Tahu kering beku (kori tofu) merupakan produk awetan tahu dengan menggunakan prinsip pengeringan beku. Tahu akan sulit dikeringkan begitu saja karena teksturnya sangat kompak dan banyak mengandung air. Untuk dapat dikeringkan, tahu harus dibekukan lebih dahulu pada suhu –10 oC, kemudian setelah beku dibiarkan (di aging) pada suhu –1 sampai –3 oC selama 2 – 3 minggu, sehingga akan terbentuk tekstur yang porous (seperti spons) dan akan mudah dikeringkan. Kristal-kristal yang terbentuk dalam tahu dicairkan dengan cara dithawing (dianginkan) pada suhu ruang dan airnya dihilangkan dengan cara pemerasan. Seterusnya dilakukan pengeringan dengan udara panas, misalnya dengan pengering kabinet atau oven. Tahu kori atau kori tofu ini dapat berkembang volumenya menjadi 6 kali lipat jira direndam dalam air panas.

  1. Tahu Snack (Snack Tofu)

Tahu snack (snack tofu) merupakan makanan yang popular di Taiwan. Makanan ini mempunyai tekstur yang khas dan rasanya enak juga sangat bergizi. Tetapi produk ini relatif mudah rusak. Dewasa ini berbagai usaha telah dilakukan untuk mencegah kerusakan tersebut, dan berhasil dengan memuaskan.

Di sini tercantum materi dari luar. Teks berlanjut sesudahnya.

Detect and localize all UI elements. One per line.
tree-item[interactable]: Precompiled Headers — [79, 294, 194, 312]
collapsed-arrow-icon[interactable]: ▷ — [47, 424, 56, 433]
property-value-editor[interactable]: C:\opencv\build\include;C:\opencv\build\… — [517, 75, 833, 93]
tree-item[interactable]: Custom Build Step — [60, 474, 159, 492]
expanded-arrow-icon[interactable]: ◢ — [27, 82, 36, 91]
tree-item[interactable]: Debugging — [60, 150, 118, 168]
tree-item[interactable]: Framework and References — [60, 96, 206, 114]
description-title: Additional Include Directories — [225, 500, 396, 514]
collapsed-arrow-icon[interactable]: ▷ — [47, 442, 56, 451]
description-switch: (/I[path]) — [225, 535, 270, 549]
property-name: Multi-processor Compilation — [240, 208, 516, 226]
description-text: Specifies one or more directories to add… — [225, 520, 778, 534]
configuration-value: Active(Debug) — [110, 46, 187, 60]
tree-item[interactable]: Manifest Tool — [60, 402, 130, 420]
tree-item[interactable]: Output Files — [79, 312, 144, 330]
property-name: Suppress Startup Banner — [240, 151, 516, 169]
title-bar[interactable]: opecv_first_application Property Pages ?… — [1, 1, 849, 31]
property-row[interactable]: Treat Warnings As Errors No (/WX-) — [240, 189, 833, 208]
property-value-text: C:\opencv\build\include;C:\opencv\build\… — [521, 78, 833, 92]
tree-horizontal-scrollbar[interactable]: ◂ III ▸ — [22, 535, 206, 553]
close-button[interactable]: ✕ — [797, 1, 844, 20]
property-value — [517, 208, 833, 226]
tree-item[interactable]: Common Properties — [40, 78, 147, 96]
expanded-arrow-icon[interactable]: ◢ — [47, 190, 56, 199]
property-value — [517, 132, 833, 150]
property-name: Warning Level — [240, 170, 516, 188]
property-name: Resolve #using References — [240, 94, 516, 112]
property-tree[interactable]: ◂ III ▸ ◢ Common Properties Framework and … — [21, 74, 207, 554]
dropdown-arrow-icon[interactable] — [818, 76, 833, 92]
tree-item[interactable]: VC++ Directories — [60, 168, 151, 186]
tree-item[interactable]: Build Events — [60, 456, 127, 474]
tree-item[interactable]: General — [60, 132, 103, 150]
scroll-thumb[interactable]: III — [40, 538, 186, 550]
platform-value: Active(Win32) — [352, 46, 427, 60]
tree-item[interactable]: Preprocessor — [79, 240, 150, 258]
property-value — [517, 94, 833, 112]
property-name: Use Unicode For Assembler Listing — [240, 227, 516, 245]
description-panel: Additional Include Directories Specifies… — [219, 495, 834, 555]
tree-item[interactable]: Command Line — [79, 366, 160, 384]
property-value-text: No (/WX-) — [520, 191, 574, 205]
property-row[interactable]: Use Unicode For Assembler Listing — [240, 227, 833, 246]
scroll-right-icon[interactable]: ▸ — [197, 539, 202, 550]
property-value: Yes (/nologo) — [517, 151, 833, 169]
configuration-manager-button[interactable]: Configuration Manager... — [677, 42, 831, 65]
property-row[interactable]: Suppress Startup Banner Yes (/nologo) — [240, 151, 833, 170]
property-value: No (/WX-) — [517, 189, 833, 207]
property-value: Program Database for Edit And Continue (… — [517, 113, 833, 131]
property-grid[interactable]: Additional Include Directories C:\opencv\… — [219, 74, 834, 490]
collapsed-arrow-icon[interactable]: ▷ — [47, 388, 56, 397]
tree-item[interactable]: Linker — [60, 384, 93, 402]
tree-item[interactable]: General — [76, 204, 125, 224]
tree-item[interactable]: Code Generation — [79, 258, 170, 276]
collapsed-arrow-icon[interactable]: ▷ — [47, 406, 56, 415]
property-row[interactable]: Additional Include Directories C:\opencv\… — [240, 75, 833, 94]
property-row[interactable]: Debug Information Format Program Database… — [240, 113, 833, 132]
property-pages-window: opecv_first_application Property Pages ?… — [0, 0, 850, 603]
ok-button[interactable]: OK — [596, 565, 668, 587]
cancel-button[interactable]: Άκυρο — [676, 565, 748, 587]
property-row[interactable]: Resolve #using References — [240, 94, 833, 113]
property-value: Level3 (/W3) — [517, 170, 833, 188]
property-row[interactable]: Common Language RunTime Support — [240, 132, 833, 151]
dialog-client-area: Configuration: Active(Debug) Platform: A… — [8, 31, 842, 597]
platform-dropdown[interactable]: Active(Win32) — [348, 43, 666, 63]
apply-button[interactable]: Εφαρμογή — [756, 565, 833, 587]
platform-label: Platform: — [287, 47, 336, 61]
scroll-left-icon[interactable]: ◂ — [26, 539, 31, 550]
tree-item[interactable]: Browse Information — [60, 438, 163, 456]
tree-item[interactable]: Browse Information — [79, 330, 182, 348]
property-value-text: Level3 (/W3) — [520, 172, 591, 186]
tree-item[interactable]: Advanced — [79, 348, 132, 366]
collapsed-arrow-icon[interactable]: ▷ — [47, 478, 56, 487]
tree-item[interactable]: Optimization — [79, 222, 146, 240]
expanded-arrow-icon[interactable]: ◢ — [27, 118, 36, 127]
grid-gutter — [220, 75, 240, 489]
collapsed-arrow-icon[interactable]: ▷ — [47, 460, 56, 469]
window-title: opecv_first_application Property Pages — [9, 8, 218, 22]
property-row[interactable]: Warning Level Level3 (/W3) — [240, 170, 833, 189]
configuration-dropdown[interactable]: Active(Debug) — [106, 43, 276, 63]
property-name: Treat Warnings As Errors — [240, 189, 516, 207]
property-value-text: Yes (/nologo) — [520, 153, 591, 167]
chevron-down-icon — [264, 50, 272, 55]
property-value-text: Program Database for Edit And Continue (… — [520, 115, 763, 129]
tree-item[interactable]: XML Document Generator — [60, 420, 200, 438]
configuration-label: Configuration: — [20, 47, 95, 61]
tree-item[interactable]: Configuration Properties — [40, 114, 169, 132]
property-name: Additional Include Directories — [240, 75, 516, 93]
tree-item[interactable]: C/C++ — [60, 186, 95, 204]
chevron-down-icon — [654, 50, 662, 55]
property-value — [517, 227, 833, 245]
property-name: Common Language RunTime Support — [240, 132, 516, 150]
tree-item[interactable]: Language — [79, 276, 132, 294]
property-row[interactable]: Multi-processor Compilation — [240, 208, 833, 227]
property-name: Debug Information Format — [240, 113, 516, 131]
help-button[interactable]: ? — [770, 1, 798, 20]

Di Amerika serikat, usaha pengawetan makanan semi basah (IMF = Intermediete Moisture Foods) termasuk tahu snack dilakukan dengan menggunakan humektan yang diproduksi oleh perusahaan General Food Co. Humektan dapat menurunkan aktivitas air bahan pangan, sehingga lebih sulit ditumbuhi jasad renik. Jepang juga tidak ketinggalan,misalnya perusahaan vinegar terbesar di Jepang, yaitu Nakano Vinegar Company, menggunakan larutan vinegar konsentrasi tinggi untuk mengawetkan berbagai produk pangan semi basah termasuk tahu snack. Penyerap oksigen merek Ageless, yang dihasilkan Mitsubishi Gas Company banyak digunakan untuk menyerap oksigen dalam kemasan, sehingga dapat mencegah pertumbuhan mikroba.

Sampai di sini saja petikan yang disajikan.